Researchers

Principal Investigator

Miklós SEBŐK is a research professor and director at the poltextLAB artificial intelligence laboratory of the HUN-REN Centre of Social Sciences in Budapest. He earned an M.A. degree in politics at the University of Virginia and an M.A. degree in economics at the Corvinus University of Budapest. He received his Ph.D. in Political Science from ELTE University of Budapest. He is also the research director of the Hungarian Comparative Agendas Project and the research co-director of the Artificial Intelligence National Lab at CSS, Budapest. His research interests include political economy, public policy and the application of text mining and machine learning methods in these fields.

Senior Researchers

20220211_185506

Orsolya RING received her Ph.D. in History from ELTE University of Budapest. She is working in the poltextLAB Project on creation and classification of large-scale newspaper corpora and elaboration of a domain-specific method for Hungarian sentiment analysis applying various machine learning methods. She is also working on the building of large-scale historical text corpora and its analysis by NLP methods in the Research Group Computational Social Science (CSS-RECENS).

Molnár Csaba

Csaba MOLNÁR studied political science (BA, MA Corvinus University of Budapest, BA, Nottingham Trent University). He earned a PhD from Corvinus University of Budapest. In the poltextLAB project he is responsible for NLP-related and database building tasks. His main research fields are right-wing radicalism and legislative studies. He also participates in the Hungarian Comparative Agendas Project where he works on legislative database development.

 

István ÜVEGES is a researcher at the HUN-REN Centre for Social Sciences, Political and Legal Text Mining and Artificial Intelligence Laboratory (poltextLAB), and a Computational Linguist at MONTANA Knowledge Management Ltd. He previously earned BSc degree in Computer Science, and MA degree in Theoretical Linguistics. His main interests include practical applications of Automation, Artificial Intelligence (Machine Learning), Computational Propaganda, Legal Language (legalese) studies and the Plain Language Movement.

 

 

   

Young scholars

Martin Balázs BÁNÓCZY is a third-year Computer Science Engineer student specializing in artificial intelligence at Obuda University. His main areas of interest include machine learning, software development and image processing. In his bachelor thesis, he develops algorithms using neural networks for the segmentation and classification of aerial images.

 

Bálint JESZENŐI is a third-year student at Óbuda University in Computer Science Engineering, with a specialization in artificial intelligence. His areas of interest in his studies are software development, image processing, and machine learning. For his bachelor’s thesis, he is developing a model capable of monitoring endangered species through high-resolution aerial images.

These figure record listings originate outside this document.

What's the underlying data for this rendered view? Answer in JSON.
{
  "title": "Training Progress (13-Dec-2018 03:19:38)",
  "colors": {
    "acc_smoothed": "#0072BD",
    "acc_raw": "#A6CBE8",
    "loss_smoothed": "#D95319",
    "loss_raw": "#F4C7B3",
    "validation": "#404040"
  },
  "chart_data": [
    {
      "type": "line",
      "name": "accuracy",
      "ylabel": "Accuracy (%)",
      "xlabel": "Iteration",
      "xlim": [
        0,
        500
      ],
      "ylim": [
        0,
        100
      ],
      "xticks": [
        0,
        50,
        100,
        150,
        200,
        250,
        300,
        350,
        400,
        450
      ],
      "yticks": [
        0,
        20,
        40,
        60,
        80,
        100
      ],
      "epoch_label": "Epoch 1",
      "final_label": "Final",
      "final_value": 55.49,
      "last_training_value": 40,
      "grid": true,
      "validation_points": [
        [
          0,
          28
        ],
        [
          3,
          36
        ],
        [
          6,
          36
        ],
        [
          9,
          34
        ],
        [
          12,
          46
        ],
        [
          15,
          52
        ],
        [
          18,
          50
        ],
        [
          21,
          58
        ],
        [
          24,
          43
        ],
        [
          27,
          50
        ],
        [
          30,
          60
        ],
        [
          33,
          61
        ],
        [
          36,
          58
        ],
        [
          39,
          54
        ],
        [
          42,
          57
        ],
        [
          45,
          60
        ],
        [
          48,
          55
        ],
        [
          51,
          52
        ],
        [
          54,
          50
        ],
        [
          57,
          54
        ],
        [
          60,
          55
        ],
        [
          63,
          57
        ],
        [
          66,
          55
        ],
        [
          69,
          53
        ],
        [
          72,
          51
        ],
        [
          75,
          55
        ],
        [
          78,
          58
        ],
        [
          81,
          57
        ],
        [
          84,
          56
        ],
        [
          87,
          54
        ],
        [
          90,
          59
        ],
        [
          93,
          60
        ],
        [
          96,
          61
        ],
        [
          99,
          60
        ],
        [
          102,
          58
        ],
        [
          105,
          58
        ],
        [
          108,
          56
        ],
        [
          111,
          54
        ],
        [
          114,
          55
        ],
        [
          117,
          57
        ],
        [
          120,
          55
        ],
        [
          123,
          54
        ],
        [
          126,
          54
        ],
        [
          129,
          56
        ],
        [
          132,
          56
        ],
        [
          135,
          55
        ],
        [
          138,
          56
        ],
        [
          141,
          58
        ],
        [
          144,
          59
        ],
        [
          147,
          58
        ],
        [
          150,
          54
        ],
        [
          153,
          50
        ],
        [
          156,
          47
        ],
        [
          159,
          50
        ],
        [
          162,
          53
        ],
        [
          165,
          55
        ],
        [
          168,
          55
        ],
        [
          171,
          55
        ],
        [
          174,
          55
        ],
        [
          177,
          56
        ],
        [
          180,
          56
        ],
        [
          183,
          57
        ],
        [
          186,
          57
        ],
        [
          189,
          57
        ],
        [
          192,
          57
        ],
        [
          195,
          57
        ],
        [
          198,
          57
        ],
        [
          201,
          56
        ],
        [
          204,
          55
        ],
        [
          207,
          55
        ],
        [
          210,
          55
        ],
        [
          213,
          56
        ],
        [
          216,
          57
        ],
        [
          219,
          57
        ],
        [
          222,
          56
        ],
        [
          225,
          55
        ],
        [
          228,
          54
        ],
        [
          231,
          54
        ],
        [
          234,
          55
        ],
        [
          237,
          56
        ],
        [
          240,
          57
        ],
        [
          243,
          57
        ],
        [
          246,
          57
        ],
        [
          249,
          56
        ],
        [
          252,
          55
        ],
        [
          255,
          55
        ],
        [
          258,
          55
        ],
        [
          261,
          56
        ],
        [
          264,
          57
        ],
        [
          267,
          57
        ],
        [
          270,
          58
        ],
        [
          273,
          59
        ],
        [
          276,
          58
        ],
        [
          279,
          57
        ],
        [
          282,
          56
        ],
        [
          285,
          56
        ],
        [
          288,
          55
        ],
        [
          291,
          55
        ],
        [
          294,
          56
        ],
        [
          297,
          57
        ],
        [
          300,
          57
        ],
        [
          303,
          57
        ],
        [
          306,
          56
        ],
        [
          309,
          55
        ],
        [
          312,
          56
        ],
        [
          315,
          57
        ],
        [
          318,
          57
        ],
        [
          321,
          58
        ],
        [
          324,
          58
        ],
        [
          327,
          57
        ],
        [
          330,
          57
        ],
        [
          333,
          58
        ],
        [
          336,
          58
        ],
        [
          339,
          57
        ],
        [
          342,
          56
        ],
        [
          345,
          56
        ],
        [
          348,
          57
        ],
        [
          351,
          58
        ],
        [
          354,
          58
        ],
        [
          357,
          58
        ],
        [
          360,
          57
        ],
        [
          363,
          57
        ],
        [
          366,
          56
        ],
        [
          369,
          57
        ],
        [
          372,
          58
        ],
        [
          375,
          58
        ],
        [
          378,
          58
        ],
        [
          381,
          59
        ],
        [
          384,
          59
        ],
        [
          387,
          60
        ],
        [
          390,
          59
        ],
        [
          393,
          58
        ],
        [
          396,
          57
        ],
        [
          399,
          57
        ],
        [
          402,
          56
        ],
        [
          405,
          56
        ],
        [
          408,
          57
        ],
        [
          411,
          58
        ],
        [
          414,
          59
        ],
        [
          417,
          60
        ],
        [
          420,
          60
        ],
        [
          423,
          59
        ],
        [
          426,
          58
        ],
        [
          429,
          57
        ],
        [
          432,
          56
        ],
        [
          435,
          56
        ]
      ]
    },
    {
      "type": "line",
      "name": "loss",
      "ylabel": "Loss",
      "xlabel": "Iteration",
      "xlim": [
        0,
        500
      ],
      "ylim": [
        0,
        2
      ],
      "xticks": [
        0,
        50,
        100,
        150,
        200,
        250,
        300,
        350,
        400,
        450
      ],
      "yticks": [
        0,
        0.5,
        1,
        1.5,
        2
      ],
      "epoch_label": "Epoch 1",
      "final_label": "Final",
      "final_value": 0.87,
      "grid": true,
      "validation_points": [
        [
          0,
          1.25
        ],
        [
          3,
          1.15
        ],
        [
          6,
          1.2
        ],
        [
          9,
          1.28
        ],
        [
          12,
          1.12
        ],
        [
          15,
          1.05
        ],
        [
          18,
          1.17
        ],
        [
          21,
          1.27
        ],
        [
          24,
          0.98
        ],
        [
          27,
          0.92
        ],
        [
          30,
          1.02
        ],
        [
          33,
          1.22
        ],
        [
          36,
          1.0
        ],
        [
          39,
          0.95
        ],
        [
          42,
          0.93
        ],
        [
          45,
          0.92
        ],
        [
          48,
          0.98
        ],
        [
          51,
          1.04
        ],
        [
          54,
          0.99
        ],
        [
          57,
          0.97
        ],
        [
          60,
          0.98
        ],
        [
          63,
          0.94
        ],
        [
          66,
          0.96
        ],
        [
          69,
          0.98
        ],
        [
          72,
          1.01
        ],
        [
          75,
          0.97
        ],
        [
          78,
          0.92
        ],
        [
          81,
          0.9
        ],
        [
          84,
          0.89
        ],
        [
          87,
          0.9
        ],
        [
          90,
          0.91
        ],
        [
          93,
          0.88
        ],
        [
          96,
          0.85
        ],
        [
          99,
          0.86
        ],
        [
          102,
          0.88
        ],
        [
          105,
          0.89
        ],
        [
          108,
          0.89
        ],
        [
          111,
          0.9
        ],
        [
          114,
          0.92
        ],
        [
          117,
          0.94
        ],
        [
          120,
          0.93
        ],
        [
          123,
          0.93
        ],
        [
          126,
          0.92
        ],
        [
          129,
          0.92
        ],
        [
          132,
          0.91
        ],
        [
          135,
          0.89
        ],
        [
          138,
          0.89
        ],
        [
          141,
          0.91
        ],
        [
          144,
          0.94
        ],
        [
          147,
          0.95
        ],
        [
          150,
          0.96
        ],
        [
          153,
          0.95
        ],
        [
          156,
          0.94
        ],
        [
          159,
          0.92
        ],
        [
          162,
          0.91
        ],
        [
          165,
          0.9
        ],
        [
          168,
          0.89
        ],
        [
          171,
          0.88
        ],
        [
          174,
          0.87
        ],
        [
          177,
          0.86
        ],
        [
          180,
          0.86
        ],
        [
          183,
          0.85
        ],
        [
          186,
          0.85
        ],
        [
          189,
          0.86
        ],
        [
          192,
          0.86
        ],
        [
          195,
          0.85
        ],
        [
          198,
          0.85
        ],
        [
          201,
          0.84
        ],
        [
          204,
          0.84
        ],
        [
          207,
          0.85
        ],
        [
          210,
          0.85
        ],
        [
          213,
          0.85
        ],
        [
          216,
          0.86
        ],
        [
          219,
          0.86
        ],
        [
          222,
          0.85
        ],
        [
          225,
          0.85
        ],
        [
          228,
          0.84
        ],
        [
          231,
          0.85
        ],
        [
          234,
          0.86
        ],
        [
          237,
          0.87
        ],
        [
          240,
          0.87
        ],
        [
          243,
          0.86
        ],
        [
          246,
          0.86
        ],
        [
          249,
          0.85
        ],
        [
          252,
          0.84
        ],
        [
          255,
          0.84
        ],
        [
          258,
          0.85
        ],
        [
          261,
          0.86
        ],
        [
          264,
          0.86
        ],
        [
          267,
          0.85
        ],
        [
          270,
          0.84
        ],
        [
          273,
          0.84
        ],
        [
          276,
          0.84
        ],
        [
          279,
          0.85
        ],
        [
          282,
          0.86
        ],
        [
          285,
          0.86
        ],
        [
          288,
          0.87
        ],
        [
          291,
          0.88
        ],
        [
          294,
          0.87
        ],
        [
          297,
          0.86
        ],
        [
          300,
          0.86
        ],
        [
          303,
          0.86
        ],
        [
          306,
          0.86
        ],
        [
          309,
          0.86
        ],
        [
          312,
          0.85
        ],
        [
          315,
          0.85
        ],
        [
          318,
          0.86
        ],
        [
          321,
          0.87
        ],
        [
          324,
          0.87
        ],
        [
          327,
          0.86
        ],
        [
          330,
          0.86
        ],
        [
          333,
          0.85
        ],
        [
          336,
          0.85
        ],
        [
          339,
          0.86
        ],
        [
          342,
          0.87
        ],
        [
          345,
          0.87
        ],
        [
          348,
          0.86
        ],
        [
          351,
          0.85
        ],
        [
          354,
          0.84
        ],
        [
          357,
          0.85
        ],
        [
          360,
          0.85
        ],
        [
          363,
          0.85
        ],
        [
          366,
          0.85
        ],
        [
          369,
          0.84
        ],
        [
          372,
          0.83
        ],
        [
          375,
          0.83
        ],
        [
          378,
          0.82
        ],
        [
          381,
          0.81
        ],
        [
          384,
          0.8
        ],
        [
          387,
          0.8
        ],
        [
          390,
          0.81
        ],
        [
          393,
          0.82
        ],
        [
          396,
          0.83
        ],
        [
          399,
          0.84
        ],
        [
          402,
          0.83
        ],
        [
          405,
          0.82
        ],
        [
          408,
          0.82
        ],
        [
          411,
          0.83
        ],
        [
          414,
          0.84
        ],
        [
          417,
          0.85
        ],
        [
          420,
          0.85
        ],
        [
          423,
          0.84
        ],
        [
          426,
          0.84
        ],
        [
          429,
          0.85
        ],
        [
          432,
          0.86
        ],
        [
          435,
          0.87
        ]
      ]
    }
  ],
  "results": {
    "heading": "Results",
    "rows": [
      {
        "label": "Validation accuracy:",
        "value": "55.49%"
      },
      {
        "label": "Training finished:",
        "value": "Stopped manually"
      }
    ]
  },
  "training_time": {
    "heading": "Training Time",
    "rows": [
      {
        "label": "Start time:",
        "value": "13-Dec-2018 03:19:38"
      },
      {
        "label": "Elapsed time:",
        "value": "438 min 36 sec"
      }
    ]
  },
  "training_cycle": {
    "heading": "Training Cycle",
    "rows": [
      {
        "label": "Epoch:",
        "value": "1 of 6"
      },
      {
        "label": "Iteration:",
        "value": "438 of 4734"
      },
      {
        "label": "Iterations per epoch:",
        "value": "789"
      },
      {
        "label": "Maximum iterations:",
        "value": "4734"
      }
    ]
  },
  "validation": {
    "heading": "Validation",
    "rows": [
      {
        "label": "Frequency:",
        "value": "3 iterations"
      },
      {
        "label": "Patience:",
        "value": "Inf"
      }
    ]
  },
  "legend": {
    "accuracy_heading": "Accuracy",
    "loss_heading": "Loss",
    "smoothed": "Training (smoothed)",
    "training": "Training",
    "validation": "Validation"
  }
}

Rebeka KISS earned her bachelor's degree in public administration, then an undivided master's degree in science of public governance (University of Public Service). She is currently a PhD student of the Doctoral School of Public Administration Sciences of the University of Public Service, also a law student at the Faculty of Law of Eötvös Loránd University (ELTE). Her main field of research is legislation. Within constitutional law, her research focuses on the explanatory memorandum of laws. She has been involved in the CAP and poltextLAB projects since 2019.

 

Anna TAKÁCS earned her bachelor's degree in Applied Economics from Corvinus University of Budapest. She is currently enrolled for the International Economy and Management master's programme at John von Neumann University, where her thesis focuses on the modelling of exchange rates using news articles. 

 

Viktor KOVÁCS is a 4th year Computer Science Engineer student at University of Szeged. His primary interests include machine learning, neural networks and natural language processing. He currently writes his bachelor's thesis on diagnostic classification of schizophrenia using state-of-the-art deep learning models.

Barbara BABOLCSAY earned her Bachelor’s degree in Mathematics from Eötvös Loránd University and is currently pursuing a Master’s degree in Applied Mathematics there, specializing in Stochastics. Her main interests are mathematical modelling as well as statistical (machine) learning and its explainability, which is also the topic of her thesis.

   

Developers

Richárd LEHOCZKI

 

Project Managers

Zoé BAUMGARTNER

Gergely JÁRAI

Kata ANCSIN

 

Krisztián IMRE earned his Business Communication degree at Budapest Metropolitan University. He is currently a final-year student at Budapest University of Technology and Economics, pursuing a master’s degree in Computational Cognitive Neuroscience with a supplementary Human-centered AI Masters program. Over the past decade, he has managed domestic and international IT research and development projects related to life sciences. His innovative work was recognized in 2018 with the “European Innovator of the Year” award in Brussels. As the project manager of poltextLAB, he supports the work of the IT team.